Related to micro-investing … Reviewing Acorns, the micro-investing app

Save for a lofty goal

Yes, you’re allowed to splurge on a dream vacation or buy a new car. But instead of taking on debt for those purchases, save up the money beforehand. What distinguishes this from basic lifestyle inflation is you’re saving up enough money over a period of time to have a sizeable down payment. This way you can make big purchases without worrying about crushing, high-interest debt.

These money moves are helpful if you haven’t experienced lifestyle inflation yet, but what if you’ve already fallen victim to it? Don’t worry, you can reverse it with a little hard work.

Do you made good #money but can't seem to get ahead? You might be suffering from #LifestyleInflation. #LifestyleCreep is an #illusion that's hiding a very big problem that needs to be addressed. #FIREMovement #FI #FIRE

How to Correct Lifestyle Inflation

First, take a look at your spending. You can do this manually by looking at your bank account and tracking it in a spreadsheet, or using a free budgeting app like Mint. Once you see the amount of money going on compared to what’s coming in, create a budget. With a set budget, you can see where you need to cut back.

It might feel like you have a lot more money when you get bumped up to that next salary range, but instead of spending it on a nicer car or more luxurious apartment, it’s best to live within the same means you’ve been living at and use your newfound money in a productive way.

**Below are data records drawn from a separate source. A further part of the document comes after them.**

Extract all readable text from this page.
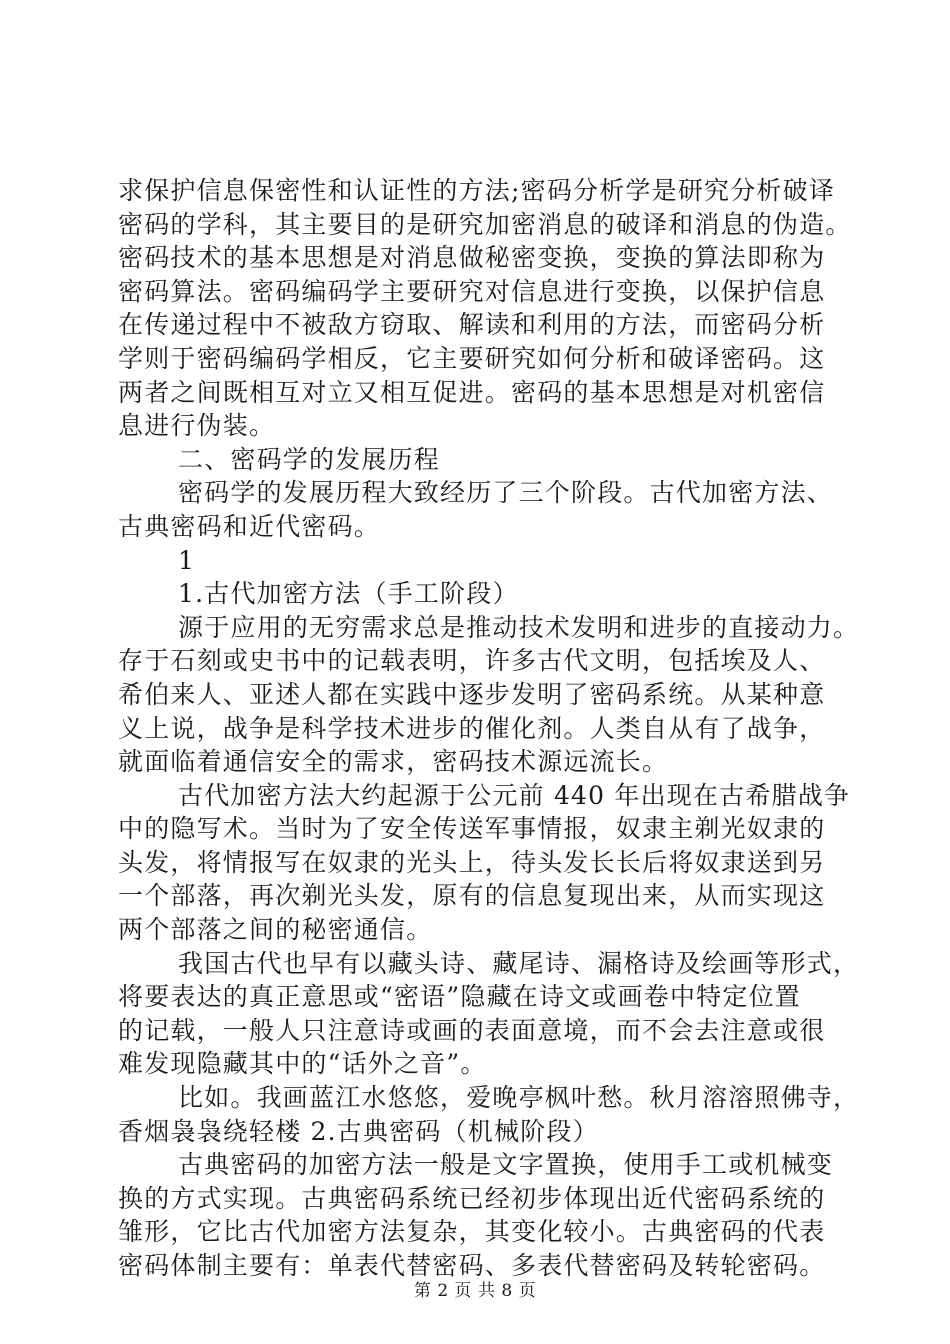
求保护信息保密性和认证性的方法;密码分析学是研究分析破译
密码的学科，其主要目的是研究加密消息的破译和消息的伪造。
密码技术的基本思想是对消息做秘密变换，变换的算法即称为
密码算法。密码编码学主要研究对信息进行变换，以保护信息
在传递过程中不被敌方窃取、解读和利用的方法，而密码分析
学则于密码编码学相反，它主要研究如何分析和破译密码。这
两者之间既相互对立又相互促进。密码的基本思想是对机密信
息进行伪装。
二、密码学的发展历程
密码学的发展历程大致经历了三个阶段。古代加密方法、
古典密码和近代密码。
1
1.古代加密方法（手工阶段）
源于应用的无穷需求总是推动技术发明和进步的直接动力。
存于石刻或史书中的记载表明，许多古代文明，包括埃及人、
希伯来人、亚述人都在实践中逐步发明了密码系统。从某种意
义上说，战争是科学技术进步的催化剂。人类自从有了战争，
就面临着通信安全的需求，密码技术源远流长。
古代加密方法大约起源于公元前 440 年出现在古希腊战争
中的隐写术。当时为了安全传送军事情报，奴隶主剃光奴隶的
头发，将情报写在奴隶的光头上，待头发长长后将奴隶送到另
一个部落，再次剃光头发，原有的信息复现出来，从而实现这
两个部落之间的秘密通信。
我国古代也早有以藏头诗、藏尾诗、漏格诗及绘画等形式，
将要表达的真正意思或“密语”隐藏在诗文或画卷中特定位置
的记载，一般人只注意诗或画的表面意境，而不会去注意或很
难发现隐藏其中的“话外之音”。
比如。我画蓝江水悠悠，爱晚亭枫叶愁。秋月溶溶照佛寺，
香烟袅袅绕轻楼 2.古典密码（机械阶段）
古典密码的加密方法一般是文字置换，使用手工或机械变
换的方式实现。古典密码系统已经初步体现出近代密码系统的
雏形，它比古代加密方法复杂，其变化较小。古典密码的代表
密码体制主要有：单表代替密码、多表代替密码及转轮密码。
第 2 页 共 8 页
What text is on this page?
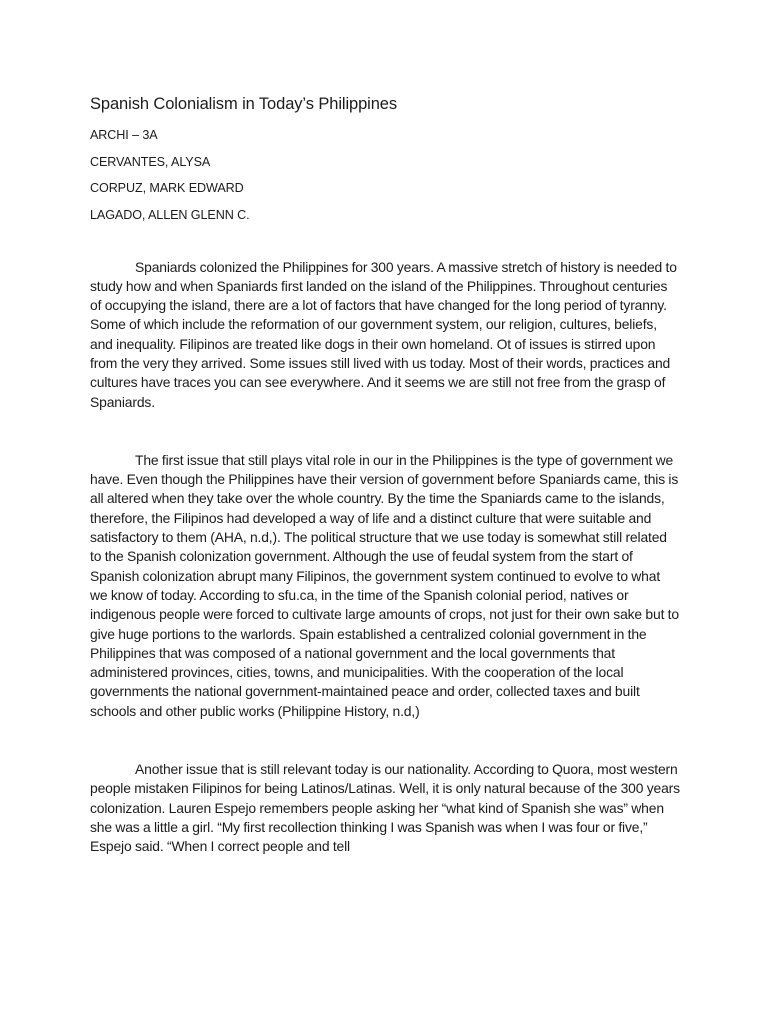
Spanish Colonialism in Today’s Philippines
ARCHI – 3A
CERVANTES, ALYSA
CORPUZ, MARK EDWARD
LAGADO, ALLEN GLENN C.

Spaniards colonized the Philippines for 300 years. A massive stretch of history is needed to study how and when Spaniards first landed on the island of the Philippines. Throughout centuries of occupying the island, there are a lot of factors that have changed for the long period of tyranny. Some of which include the reformation of our government system, our religion, cultures, beliefs, and inequality. Filipinos are treated like dogs in their own homeland. Ot of issues is stirred upon from the very they arrived. Some issues still lived with us today. Most of their words, practices and cultures have traces you can see everywhere. And it seems we are still not free from the grasp of Spaniards.

The first issue that still plays vital role in our in the Philippines is the type of government we have. Even though the Philippines have their version of government before Spaniards came, this is all altered when they take over the whole country. By the time the Spaniards came to the islands, therefore, the Filipinos had developed a way of life and a distinct culture that were suitable and satisfactory to them (AHA, n.d,). The political structure that we use today is somewhat still related to the Spanish colonization government. Although the use of feudal system from the start of Spanish colonization abrupt many Filipinos, the government system continued to evolve to what we know of today. According to sfu.ca, in the time of the Spanish colonial period, natives or indigenous people were forced to cultivate large amounts of crops, not just for their own sake but to give huge portions to the warlords. Spain established a centralized colonial government in the Philippines that was composed of a national government and the local governments that administered provinces, cities, towns, and municipalities. With the cooperation of the local governments the national government-maintained peace and order, collected taxes and built schools and other public works (Philippine History, n.d,)

Another issue that is still relevant today is our nationality. According to Quora, most western people mistaken Filipinos for being Latinos/Latinas. Well, it is only natural because of the 300 years colonization. Lauren Espejo remembers people asking her “what kind of Spanish she was” when she was a little a girl. “My first recollection thinking I was Spanish was when I was four or five,” Espejo said. “When I correct people and tell
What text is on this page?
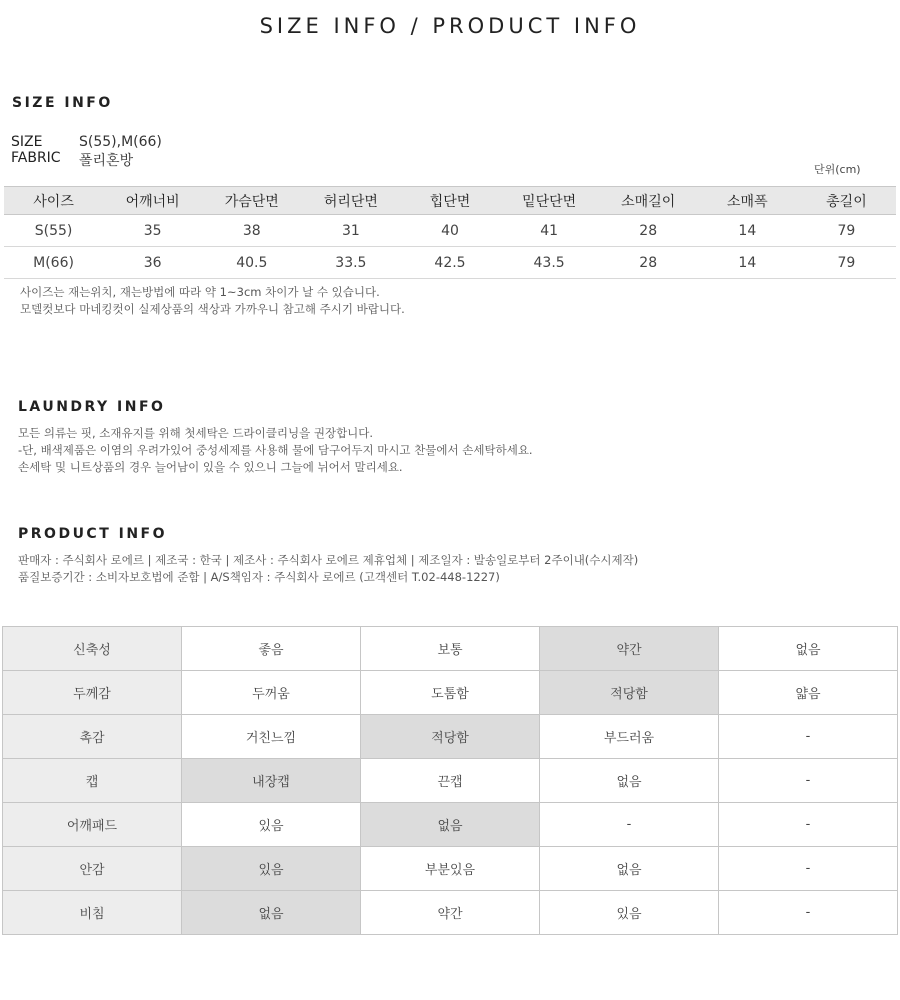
SIZE INFO / PRODUCT INFO
SIZE INFO
SIZE	S(55),M(66)
FABRIC	폴리혼방
단위(cm)
사이즈	어깨너비	가슴단면	허리단면	힙단면	밑단단면	소매길이	소매폭	총길이
S(55)	35	38	31	40	41	28	14	79
M(66)	36	40.5	33.5	42.5	43.5	28	14	79
사이즈는 재는위치, 재는방법에 따라 약 1~3cm 차이가 날 수 있습니다.
모델컷보다 마네킹컷이 실제상품의 색상과 가까우니 참고해 주시기 바랍니다.
LAUNDRY INFO
모든 의류는 핏, 소재유지를 위해 첫세탁은 드라이클리닝을 권장합니다.
-단, 배색제품은 이염의 우려가있어 중성세제를 사용해 물에 담구어두지 마시고 찬물에서 손세탁하세요.
손세탁 및 니트상품의 경우 늘어남이 있을 수 있으니 그늘에 뉘어서 말리세요.
PRODUCT INFO
판매자 : 주식회사 로에르 | 제조국 : 한국 | 제조사 : 주식회사 로에르 제휴업체 | 제조일자 : 발송일로부터 2주이내(수시제작)
품질보증기간 : 소비자보호법에 준함 | A/S책임자 : 주식회사 로에르 (고객센터 T.02-448-1227)
신축성	좋음	보통	약간	없음
두께감	두꺼움	도톰함	적당함	얇음
촉감	거친느낌	적당함	부드러움	-
캡	내장캡	끈캡	없음	-
어깨패드	있음	없음	-	-
안감	있음	부분있음	없음	-
비침	없음	약간	있음	-
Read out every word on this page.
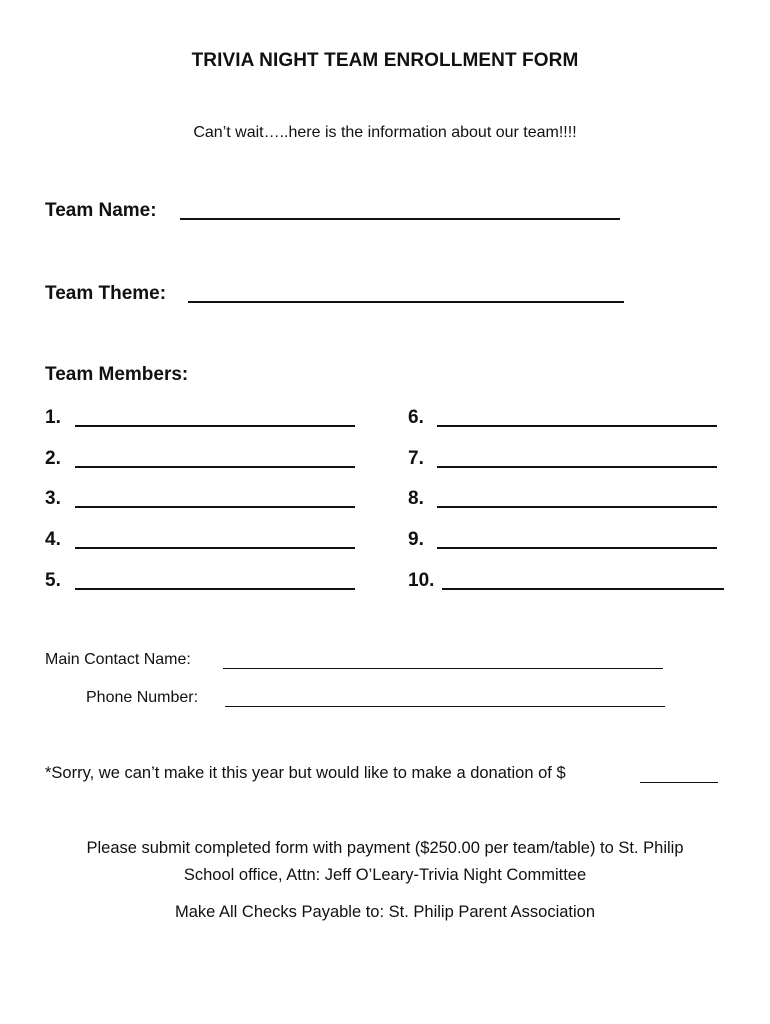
TRIVIA NIGHT TEAM ENROLLMENT FORM
Can’t wait…..here is the information about our team!!!!
Team Name:
Team Theme:
Team Members:
1.
2.
3.
4.
5.
6.
7.
8.
9.
10.
Main Contact Name:
Phone Number:
*Sorry, we can’t make it this year but would like to make a donation of $
Please submit completed form with payment ($250.00 per team/table) to St. Philip
School office, Attn: Jeff O’Leary-Trivia Night Committee
Make All Checks Payable to: St. Philip Parent Association
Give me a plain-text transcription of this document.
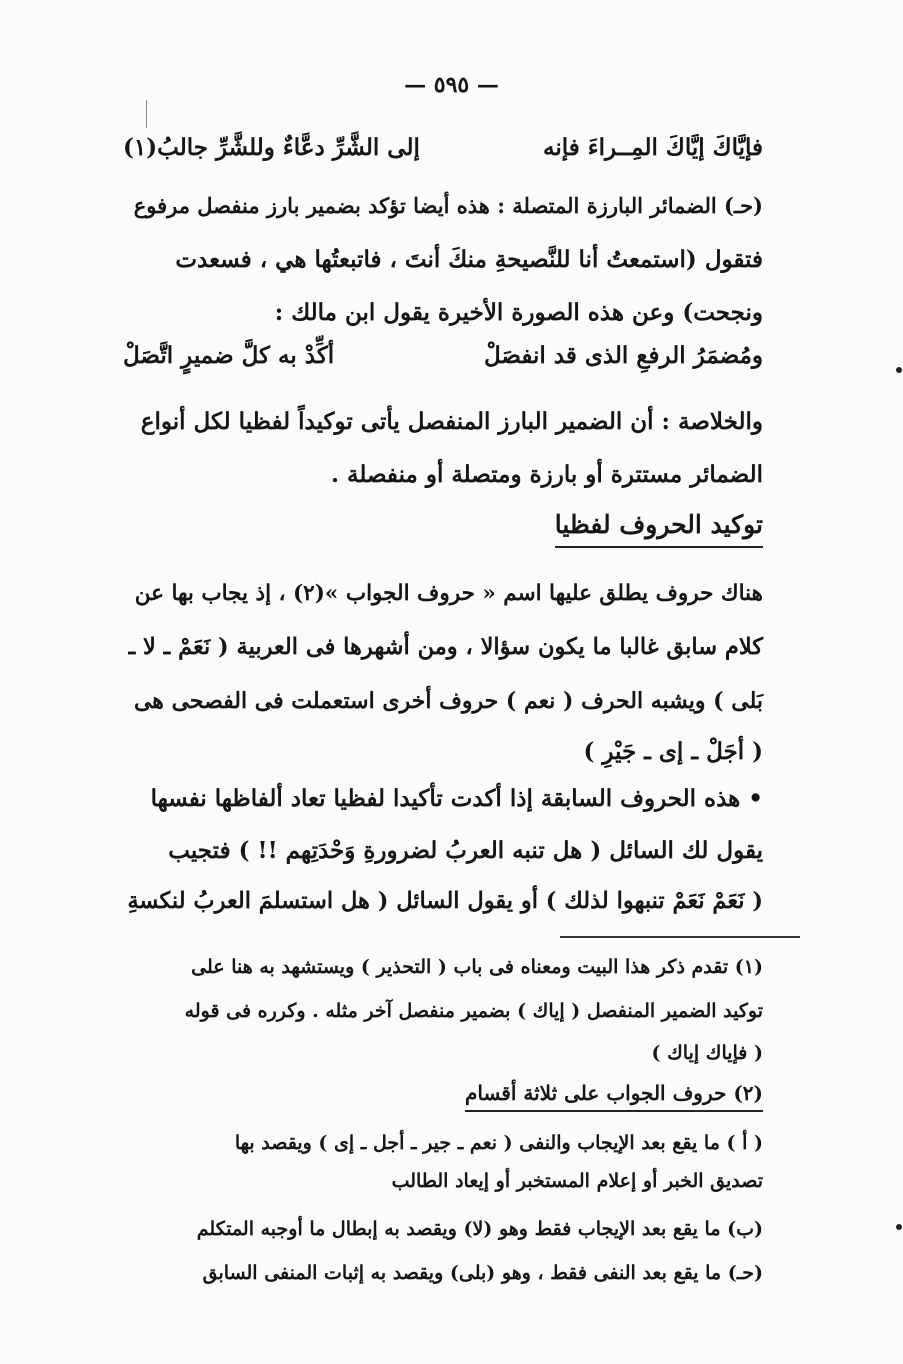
— ٥٩٥ —
فإيَّاكَ إيَّاكَ المِــراءَ فإنه
إلى الشَّرِّ دعَّاءٌ وللشَّرِّ جالبُ(١)
(حـ) الضمائر البارزة المتصلة : هذه أيضا تؤكد بضمير بارز منفصل مرفوع
فتقول (استمعتُ أنا للنَّصيحةِ منكَ أنتَ ، فاتبعتُها هي ، فسعدت
ونجحت) وعن هذه الصورة الأخيرة يقول ابن مالك :
ومُضمَرُ الرفعِ الذى قد انفصَلْ
أكِّدْ به كلَّ ضميرٍ اتَّصَلْ
والخلاصة : أن الضمير البارز المنفصل يأتى توكيداً لفظيا لكل أنواع
الضمائر مستترة أو بارزة ومتصلة أو منفصلة .
توكيد الحروف لفظيا
هناك حروف يطلق عليها اسم « حروف الجواب »(٢) ، إذ يجاب بها عن
كلام سابق غالبا ما يكون سؤالا ، ومن أشهرها فى العربية ( نَعَمْ ـ لا ـ
بَلى ) ويشبه الحرف ( نعم ) حروف أخرى استعملت فى الفصحى هى
( أجَلْ ـ إى ـ جَيْرِ )
• هذه الحروف السابقة إذا أكدت تأكيدا لفظيا تعاد ألفاظها نفسها
يقول لك السائل ( هل تنبه العربُ لضرورةِ وَحْدَتِهم !! ) فتجيب
( نَعَمْ نَعَمْ تنبهوا لذلك ) أو يقول السائل ( هل استسلمَ العربُ لنكسةِ
(١) تقدم ذكر هذا البيت ومعناه فى باب ( التحذير ) ويستشهد به هنا على
توكيد الضمير المنفصل ( إياك ) بضمير منفصل آخر مثله . وكرره فى قوله
( فإياك إياك )
(٢) حروف الجواب على ثلاثة أقسام
( أ ) ما يقع بعد الإيجاب والنفى ( نعم ـ جير ـ أجل ـ إى ) ويقصد بها
تصديق الخبر أو إعلام المستخبر أو إيعاد الطالب
(ب) ما يقع بعد الإيجاب فقط وهو (لا) ويقصد به إبطال ما أوجبه المتكلم
(حـ) ما يقع بعد النفى فقط ، وهو (بلى) ويقصد به إثبات المنفى السابق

Besides, putting your money toward a savings goal, retirement or becoming debt-free will feel much more fulfilling than any new car or fancy purse in the long run.

Jacquelyn Pica is a freelancer. You can find her on Twitter @jqpica

One reply on “Lifestyle Inflation: What it is and How to Avoid It”

I love the article, a lot of great advice. Probably one of the best things people could do is to use salary increases to increase investing, then use investment returns to increase lifestyle. That way they get to have the money and the things.

I’ve started to think that there is such a thing as overdoing retirement savings. Once you get past about 15% of gross salary, you’ve easily covered yourself. At that rate you’d need to make well past six figures to max out a 401k. I’d rather see people investing the rest in taxable mutual funds so they have extra income to pay cash for expenses, including college for their kids. You can’t touch a 401k or IRA early, so you’ll never be able to enjoy your hard work before retirement age if you sock it all away for retirement.